Deriving an actionable patient phenome from healthcare data
Funded by MRC, Feb 18 - Feb 21, £315,181
The proposed research will devise a semantic electronic health record toolkit that is able to derive a consistent and comprehensive patient phenome from unstructured and structured electronic health records and provide semantic computation upon it to support decision making for tailored care, trial recruitment and research.
Graph-Based Data Federation for Healthcare Data Science
Funded by MRC, Mar 19 - Nov 19, £260,057
We know that answers to many in-depth healthcare questions can only be explored if we can look across data for the whole UK. However, we manage data locally and describe it in different ways to suit local communities. To get a global view from local data we need a map that tells us precisely where to look for data and how to interpret it when we find it. If we have this sort of map then we can use it to link data between localities in a way that makes access more predictable and rapid while also allowing the people managing different data sets to retain control of how the data in their charge is shared. We can also treat the map itself as data that can be shared to give insights into potential uses of data linkage and to encourage as wide a variety of innovators as possible to build tools that can be used across the data landscape; enriching the data, revealing new knowledge and extending the map.
The challenge we face is that most of the information held within medical records is in written form – sometimes referred to as unstructured text – which is difficult to use in research: for example, ‘the patient feels very tired and breathless, is losing weight, and says her heart is beating very fast’. We need to develop special computerised tools to process these words to ensure we have a full picture of all patient symptoms, experiences and diagnoses to use in research for patient benefit.

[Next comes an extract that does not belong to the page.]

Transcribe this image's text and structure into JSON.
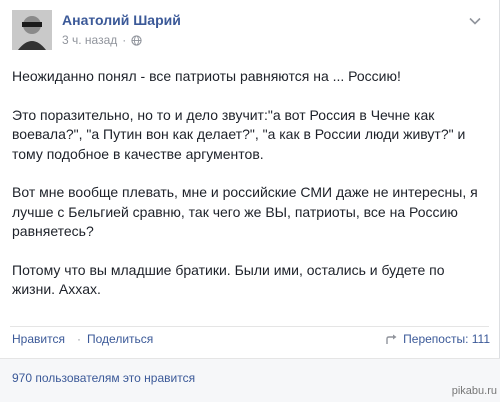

We will establish a natural language processing (NLP) processing research community that will address the complexity of clinical text through development of shared tools and standards with inbuilt patient confidence and engagement, supporting joint working across industry, academia and the NHS. The community will be open and inclusive, and develop capability for UK-wide NLP research at scale whilst providing clear ‘quick-wins’ through exemplar projects, shared material and datasets for training and implementation, with the ultimate aim of integrating with other health data analytics. The project will lay the foundations for a sustainable model for collaborative working, thus attracting funding for next 4 years and beyond.